— Ничего он не намекал. Но что же я, маленькая? Я сама все понимаю. Разве у вас с Ромой было не так?
— Рома — это совсем другое дело, — сказала Вета с невольным вздохом. — Что Рома? Думаешь, я уверена, что так и надо было поступить? Совсем нет. Куда я спешила? Не знаю.
— Это, наверное, потому, что ты его совсем не любишь, а я — люблю! Ты знаешь, когда он меня целовал, у меня даже коленки подогнулись. Вета! А когда ты целуешься, как ты дышишь — носом, да? А я совсем задохнулась, но это, наверное, потому, что ничего не соображала от счастья. А Айни злился… Вета, только смотри, маме — ни слова, а то знаешь, какая она у нас. Еще начнет проверять письма или вообще запретит с ними встречаться, придется прятаться, а я, знаешь, этого не люблю.
— Я не скажу, Ирка, только знаешь что? Ты все-таки себе не очень-то доверяй. Может, еще и разлюбишь его, мне, например, Айнис нравится куда больше…

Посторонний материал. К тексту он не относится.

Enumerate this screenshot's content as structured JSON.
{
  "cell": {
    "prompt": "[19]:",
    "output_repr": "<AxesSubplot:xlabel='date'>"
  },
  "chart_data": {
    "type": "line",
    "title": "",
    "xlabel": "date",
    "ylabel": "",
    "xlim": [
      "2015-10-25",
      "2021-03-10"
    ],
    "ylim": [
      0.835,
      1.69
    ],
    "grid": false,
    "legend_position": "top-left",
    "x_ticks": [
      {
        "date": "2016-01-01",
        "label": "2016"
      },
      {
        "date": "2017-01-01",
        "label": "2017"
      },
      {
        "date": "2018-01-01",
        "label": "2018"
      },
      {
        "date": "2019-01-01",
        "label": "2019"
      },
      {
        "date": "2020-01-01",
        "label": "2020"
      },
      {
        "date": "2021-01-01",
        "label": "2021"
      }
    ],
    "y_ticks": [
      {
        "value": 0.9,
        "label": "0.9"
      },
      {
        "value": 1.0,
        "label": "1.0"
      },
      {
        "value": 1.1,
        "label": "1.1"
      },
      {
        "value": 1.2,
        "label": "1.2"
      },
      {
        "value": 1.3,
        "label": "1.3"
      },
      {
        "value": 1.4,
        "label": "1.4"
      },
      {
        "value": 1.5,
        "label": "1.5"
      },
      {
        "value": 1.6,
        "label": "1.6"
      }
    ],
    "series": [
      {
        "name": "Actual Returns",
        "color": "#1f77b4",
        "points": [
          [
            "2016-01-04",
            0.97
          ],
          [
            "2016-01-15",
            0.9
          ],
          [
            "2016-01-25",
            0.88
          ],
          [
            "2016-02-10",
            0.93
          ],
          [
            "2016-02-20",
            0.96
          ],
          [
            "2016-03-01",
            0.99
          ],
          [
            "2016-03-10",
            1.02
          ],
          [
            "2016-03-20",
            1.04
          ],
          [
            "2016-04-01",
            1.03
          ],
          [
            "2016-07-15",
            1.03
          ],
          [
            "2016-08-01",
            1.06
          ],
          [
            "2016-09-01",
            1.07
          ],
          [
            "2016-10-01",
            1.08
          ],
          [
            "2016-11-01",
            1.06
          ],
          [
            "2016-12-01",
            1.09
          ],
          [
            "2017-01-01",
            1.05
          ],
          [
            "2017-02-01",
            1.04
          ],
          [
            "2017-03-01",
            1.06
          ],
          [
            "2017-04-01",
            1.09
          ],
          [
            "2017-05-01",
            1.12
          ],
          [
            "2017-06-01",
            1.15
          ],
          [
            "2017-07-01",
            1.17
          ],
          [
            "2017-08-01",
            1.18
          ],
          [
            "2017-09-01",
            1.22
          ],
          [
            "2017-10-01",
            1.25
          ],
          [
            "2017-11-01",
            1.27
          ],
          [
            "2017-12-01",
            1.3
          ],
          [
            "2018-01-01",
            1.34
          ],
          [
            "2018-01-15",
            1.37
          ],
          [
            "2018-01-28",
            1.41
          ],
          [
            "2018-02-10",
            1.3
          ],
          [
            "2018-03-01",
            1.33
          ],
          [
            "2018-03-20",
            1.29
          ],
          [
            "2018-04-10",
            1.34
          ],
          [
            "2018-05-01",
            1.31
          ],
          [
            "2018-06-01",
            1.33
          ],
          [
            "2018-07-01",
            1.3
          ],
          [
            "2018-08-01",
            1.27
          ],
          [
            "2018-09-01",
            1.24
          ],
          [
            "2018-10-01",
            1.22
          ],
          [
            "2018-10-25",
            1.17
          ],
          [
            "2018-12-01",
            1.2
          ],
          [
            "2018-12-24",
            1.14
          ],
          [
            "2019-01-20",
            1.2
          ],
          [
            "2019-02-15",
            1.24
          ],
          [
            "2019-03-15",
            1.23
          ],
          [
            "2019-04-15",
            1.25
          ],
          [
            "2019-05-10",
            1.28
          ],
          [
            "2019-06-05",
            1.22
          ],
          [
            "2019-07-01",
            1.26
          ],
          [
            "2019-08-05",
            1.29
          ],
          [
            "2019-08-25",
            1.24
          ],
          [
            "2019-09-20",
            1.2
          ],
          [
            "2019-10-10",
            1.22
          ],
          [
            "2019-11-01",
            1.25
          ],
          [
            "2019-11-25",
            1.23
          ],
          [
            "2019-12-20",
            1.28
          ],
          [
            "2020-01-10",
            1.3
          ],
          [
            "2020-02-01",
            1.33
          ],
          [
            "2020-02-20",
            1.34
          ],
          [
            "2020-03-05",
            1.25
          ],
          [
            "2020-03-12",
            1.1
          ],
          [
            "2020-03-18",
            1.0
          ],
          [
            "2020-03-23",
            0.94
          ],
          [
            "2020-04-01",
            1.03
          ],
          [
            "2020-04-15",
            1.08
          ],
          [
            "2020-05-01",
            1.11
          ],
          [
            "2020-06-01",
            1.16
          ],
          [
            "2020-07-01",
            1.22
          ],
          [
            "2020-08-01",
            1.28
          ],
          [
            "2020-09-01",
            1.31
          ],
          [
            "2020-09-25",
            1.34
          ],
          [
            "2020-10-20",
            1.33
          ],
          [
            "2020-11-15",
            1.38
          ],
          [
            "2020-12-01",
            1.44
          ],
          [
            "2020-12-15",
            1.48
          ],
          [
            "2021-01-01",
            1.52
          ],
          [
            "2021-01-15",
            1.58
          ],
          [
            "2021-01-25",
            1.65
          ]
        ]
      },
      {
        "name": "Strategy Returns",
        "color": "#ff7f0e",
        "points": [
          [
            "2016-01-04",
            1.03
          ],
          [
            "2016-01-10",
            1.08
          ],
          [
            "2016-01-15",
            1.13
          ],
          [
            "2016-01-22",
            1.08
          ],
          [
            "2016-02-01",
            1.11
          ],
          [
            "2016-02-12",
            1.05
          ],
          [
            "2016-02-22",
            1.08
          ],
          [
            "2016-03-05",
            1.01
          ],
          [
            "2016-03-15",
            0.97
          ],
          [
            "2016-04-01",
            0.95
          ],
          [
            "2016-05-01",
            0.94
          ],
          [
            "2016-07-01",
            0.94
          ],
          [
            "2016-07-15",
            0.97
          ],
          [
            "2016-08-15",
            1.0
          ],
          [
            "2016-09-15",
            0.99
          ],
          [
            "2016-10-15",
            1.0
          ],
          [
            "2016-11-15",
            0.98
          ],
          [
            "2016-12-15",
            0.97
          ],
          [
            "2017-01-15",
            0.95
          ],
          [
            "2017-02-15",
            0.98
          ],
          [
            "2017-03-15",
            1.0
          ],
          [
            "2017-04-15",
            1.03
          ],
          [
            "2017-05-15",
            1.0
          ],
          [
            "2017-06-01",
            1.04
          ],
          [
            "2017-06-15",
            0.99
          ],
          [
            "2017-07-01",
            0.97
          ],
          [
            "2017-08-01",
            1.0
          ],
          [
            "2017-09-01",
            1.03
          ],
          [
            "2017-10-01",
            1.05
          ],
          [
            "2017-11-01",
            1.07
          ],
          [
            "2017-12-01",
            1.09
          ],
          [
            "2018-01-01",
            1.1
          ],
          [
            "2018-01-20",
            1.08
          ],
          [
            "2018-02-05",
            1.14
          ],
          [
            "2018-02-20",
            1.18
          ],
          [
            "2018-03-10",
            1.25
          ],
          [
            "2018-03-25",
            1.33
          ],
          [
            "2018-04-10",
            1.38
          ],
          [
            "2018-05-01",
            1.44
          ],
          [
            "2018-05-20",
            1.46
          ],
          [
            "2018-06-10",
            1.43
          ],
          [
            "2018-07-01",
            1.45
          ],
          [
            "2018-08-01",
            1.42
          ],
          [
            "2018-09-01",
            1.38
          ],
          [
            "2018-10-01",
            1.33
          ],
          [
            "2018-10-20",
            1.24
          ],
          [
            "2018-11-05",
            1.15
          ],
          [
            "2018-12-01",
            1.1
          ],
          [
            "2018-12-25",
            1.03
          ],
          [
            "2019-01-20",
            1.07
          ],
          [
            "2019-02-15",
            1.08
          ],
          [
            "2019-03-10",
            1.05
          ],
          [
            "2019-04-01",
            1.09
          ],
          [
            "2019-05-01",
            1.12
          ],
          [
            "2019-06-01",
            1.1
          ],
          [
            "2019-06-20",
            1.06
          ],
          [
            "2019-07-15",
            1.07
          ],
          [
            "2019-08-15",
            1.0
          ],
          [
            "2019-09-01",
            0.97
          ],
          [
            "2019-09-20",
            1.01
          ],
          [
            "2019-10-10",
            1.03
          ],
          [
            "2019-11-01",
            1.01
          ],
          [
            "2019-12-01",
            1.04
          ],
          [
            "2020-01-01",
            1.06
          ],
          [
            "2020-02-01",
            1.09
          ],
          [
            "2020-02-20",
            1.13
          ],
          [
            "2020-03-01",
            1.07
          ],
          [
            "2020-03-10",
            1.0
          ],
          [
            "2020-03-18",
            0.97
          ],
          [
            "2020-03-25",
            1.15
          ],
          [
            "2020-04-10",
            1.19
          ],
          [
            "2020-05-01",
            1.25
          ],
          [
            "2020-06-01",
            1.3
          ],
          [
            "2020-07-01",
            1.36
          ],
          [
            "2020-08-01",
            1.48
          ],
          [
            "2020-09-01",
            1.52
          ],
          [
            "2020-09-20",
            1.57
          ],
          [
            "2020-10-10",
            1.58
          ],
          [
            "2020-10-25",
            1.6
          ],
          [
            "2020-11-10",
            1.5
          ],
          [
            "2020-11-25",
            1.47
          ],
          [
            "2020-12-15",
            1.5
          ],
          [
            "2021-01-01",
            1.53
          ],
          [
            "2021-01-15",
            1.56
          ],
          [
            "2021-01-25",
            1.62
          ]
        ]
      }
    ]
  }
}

— А жалко, что ты уже женатая, правда? Вышла бы замуж за Айни, а я — за Мариса, и были бы мы еще больше сестры, только все бы вышло наоборот, я была бы главнее, потому что Марис старше, а ты бы стала младшая…
— Ох, Ирка, какая же ты еще глупая, а уже собралась замуж…
— Я не глупая, я веселая. Ты, Вета, раньше тоже такая была, даже еще веселее.
— Так то — раньше…
Она лежала и думала. «Вот как просто испортить себе жизнь, один раз ошиблась — и навсегда? И больше уже ничего не будет? И никакой любви? Почему я жалею Ирку? Это меня, меня надо жалеть. Это я испортила себе жизнь. И не только в Роме тут дело. Почему я выбрала такой институт, чего я искала в нем? Мне надоела эта физика и электротехника, и все это ужасное, чужое, железобетонное, там ничего нет для меня, для моей души. Что я натворила с собой? Что мне делать?»
— Вета! Ты уже спишь? — прошептала Ирка счастливым, замирающим голосом. — Ве-та…
Вета не ответила. Она лежала, уткнувшись лбом в холодную стенку, и думала. Но она ничего, ничего не могла придумать.
* * *
На улице уже светило апрельское солнышко, и от луж, от солнца, от синевы больно было глазам. Вета бродила по Петровке, по Столешникову, без дела заходила в магазины, толкалась в пестрой весенней толпе — она прогуливала. Хорошо было здесь, в самой шумной, самой живой сердцевинке города, хорошо подставлять лицо солнцу, чувствовать себя сильной, молодой, красивой, ловить на себе чьи-то взгляды и улыбаться им навстречу. Нет, жизнь еще не кончена, даже не начиналась как следует. Отчего ей так страшно было тогда, ночью? Институт? Институт у нее отличный, серьезный, настоящий, и со всем она прекрасно справляется, и народ у них веселый, хваткий, дельный. Что ей тогда померещилось? Неужели просто позавидовала Иркиному детскому сиянию, ее наивности, ее мечтам? И чем ей плох Роман? Второго такого мужа нет ни у кого на свете. А любовь… Любовь была раньше, три года назад, когда они только встретились. Конечно, все постепенно затухает. Да и стоит ли думать об этом, когда на дворе весна? Как-нибудь все непременно устроится и будет прекрасно, она это чувствует, чувствует! Эта радость, это замирание сердца не могут обмануть. Все будет хорошо.
А вот и ее любимая кондитерская. Здесь продаются самые вкусные в Москве пирожные. Она несколько минут маялась перед витриной, глаза разбегались, и она не знала, что выбрать. Она с удовольствием перепробовала бы все пирожные, хоть по кусочку от каждого, но по опыту знала — больше двух ей не осилить.
Она держала пирожные на бумажке, пальцы были липкие, сахарная пудра сыпалась на пальто. И все-таки невозможно было есть их здесь, в сумраке и парном тепле кондитерской, когда там, на улице, сияло такое солнце. Она стояла у стены, ела, смакуя, потихоньку, незаметно слизывая сладость с пальцев, а перед носом у нее барабанила капель и осыпала ее мелкими, как пудра, брызгами.
Покончив с пирожными, Вета вздохнула, накрепко утерлась платком и, довольная, зашагала вверх к Пушкинской. И вдруг она остановилась, пораженная. Навстречу ей по Столешникову, опустив голову, заложив руки за спину, медленно шел Роман. Он был в длинном черном пальто, без шляпы, и его густые светлые волосы ярко взблескивали на солнце.